Many will say the civil war was the seminal event in American history. The results of the war are everywhere in our modern culture, politics and social values. Let’s start with the most important result of the war, the end to slavery. Though the end of slavery was not one of President Lincoln’s initial war goals, it certainly was by the end of the war.
It is 2015—look at the headlines and see if race relations still are not a major issue in America.
Slavery was abolished with the 13th Amendment, but it did not, nor could it change what was in a person’s soul. Since the war’s end, race relations have seen the passage of the 13th, 14th and 15th amendments, but also savage racism, the Ku Klux Klan, Jim Crow, “separate but equal”, Brown v. Board of Education, civil and voting rights legislation, and finally Ferguson.  We as a country still have a long way to go; however, the civil war, for the first time in our history, created a country where “all men are created equal” actually meant something.
The other major outcome of the war was that it saved the Union.  It was the first time the “United States” became a proper noun. With the beginning after the war of a strong centralized federal government, the relationship between the states and the federal government would never be the same.  Sound familiar in today’s conversation of state’s rights?
Also, with the confederate’s loss, national politics were changed forever by the creation of a regionally divided, two party political (red states vs. blue) system.

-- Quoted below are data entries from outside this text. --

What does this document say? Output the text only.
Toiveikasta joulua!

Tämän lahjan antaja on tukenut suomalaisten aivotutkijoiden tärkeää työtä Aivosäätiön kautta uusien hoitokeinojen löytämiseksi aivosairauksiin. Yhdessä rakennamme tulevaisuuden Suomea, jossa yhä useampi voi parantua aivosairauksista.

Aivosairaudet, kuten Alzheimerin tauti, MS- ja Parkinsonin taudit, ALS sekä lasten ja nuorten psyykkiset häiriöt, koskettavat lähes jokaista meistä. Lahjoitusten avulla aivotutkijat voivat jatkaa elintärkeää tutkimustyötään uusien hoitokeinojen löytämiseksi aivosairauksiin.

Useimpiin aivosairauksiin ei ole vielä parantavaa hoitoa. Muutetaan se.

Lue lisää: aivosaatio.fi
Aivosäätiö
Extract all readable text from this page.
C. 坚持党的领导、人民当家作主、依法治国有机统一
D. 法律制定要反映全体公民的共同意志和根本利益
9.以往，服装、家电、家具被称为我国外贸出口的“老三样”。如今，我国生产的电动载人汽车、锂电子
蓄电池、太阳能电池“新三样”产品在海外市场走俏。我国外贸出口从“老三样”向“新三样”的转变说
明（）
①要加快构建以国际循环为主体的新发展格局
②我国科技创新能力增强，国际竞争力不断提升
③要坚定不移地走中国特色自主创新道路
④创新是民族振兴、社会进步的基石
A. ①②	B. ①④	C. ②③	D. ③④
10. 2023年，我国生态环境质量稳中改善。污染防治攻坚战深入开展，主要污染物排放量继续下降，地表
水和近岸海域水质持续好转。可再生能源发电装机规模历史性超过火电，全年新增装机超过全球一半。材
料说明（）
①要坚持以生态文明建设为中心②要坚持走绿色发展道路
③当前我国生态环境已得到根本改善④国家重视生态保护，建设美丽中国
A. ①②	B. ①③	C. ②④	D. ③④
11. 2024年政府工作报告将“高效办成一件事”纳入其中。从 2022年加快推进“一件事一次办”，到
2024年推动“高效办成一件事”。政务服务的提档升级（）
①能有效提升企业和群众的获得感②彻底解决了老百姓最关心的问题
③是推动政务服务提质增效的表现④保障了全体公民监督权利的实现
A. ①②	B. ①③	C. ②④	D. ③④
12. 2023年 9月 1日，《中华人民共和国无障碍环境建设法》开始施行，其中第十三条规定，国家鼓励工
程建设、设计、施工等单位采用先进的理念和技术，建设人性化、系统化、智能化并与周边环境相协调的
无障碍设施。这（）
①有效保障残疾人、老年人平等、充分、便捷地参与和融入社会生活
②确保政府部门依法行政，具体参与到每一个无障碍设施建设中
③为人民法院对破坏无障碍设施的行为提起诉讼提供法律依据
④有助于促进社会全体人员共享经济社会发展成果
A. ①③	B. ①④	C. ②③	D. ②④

In general, the historical context of any event is critical to a better understanding of why things happen as they do in modern times. As we commemorate the 150th Anniversary of the Civil War, let’s try to remember the critically important lessons that were paid for in the sacrifices of more than a million Americans and their families.
Jay Baksa is an Ohio native, 33-year resident of Gilroy and was its city administrator for 25 years. He is an avid student of the Civil War and wrote this piece for the Dispatch.